The day I left on an 8pm flight, I inevitably had too many errands to do. I bought some nice Bolivian chocolate bars for friends in the US, then went with Gus to go by my friends' restaurant to say goodbye. As we walked along Calle Illampu looking for a taxi that would take us back to my apartment to get my bag, and then to the airport, a particularly rough looking man walked toward us through the thin touristy crowd. As he got near enough that would could smell his faint stench, and without breaking stride, he used a finger to block one nostril and blew a visibly large and yellow booger out the other side. As he passed us, I realized he looked either to be a gringo or a criollo boliviano fallen on hard times. 

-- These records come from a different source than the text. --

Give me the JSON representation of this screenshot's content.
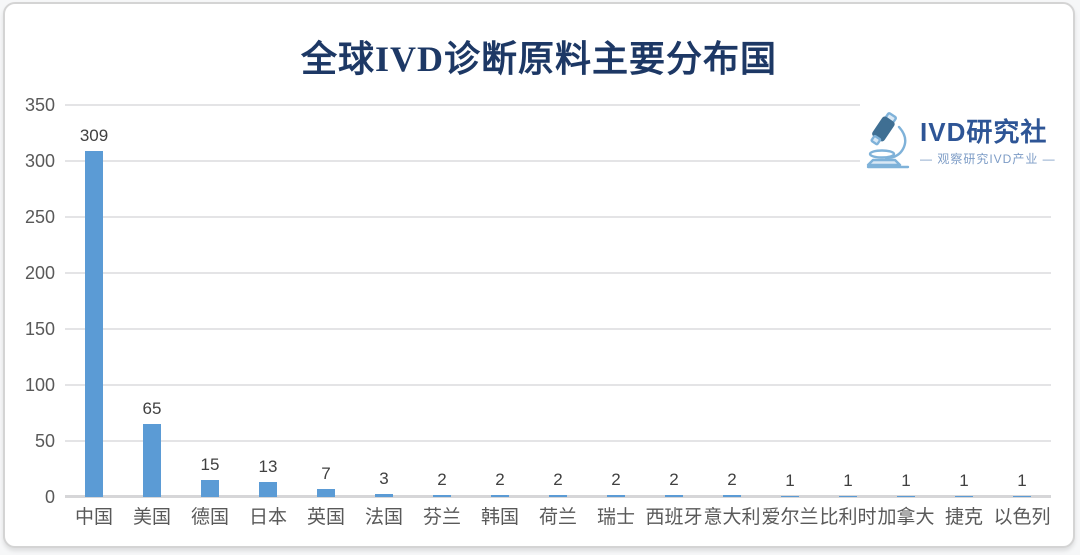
{
  "logo": {
    "name": "IVD研究社",
    "tagline": "— 观察研究IVD产业 —",
    "icon": "microscope-icon"
  },
  "colors": {
    "background": "#ffffff",
    "card_border": "#d4d4d4",
    "title": "#1d3865",
    "bar": "#5b9bd5",
    "gridline": "#e4e4e6",
    "axis_line": "#d6d6d8",
    "axis_text": "#595959",
    "value_label_text": "#404040",
    "logo_text": "#2e5596",
    "logo_tagline": "#7d9cc6",
    "logo_icon_dark": "#3f6f93",
    "logo_icon_light": "#7fb2d9",
    "logo_icon_fill": "#d9e8f5"
  },
  "chart_data": {
    "type": "bar",
    "title": "全球IVD诊断原料主要分布国",
    "categories": [
      "中国",
      "美国",
      "德国",
      "日本",
      "英国",
      "法国",
      "芬兰",
      "韩国",
      "荷兰",
      "瑞士",
      "西班牙",
      "意大利",
      "爱尔兰",
      "比利时",
      "加拿大",
      "捷克",
      "以色列"
    ],
    "values": [
      309,
      65,
      15,
      13,
      7,
      3,
      2,
      2,
      2,
      2,
      2,
      2,
      1,
      1,
      1,
      1,
      1
    ],
    "xlabel": "",
    "ylabel": "",
    "ylim": [
      0,
      350
    ],
    "yticks": [
      0,
      50,
      100,
      150,
      200,
      250,
      300,
      350
    ],
    "grid": true,
    "legend": false,
    "data_labels": true,
    "bar_color": "#5b9bd5"
  }
}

I was thinking to myself, "Don't react, Nell. Take this in stride," when Gus said "Pues, es un buen recuerdo de Bolivia para tu despedida" [Well, that's a nice memory of Bolivia for your departure]. The two of us laughed as we walked down the street which was still decorated with multicolored umbrellas hanging above for the city's founding day celebrations. In that moment everything felt good and right. I felt at home and surrounded by people I love and I didn't want to leave. But I know I won't let 5 years pass again, if I can help it.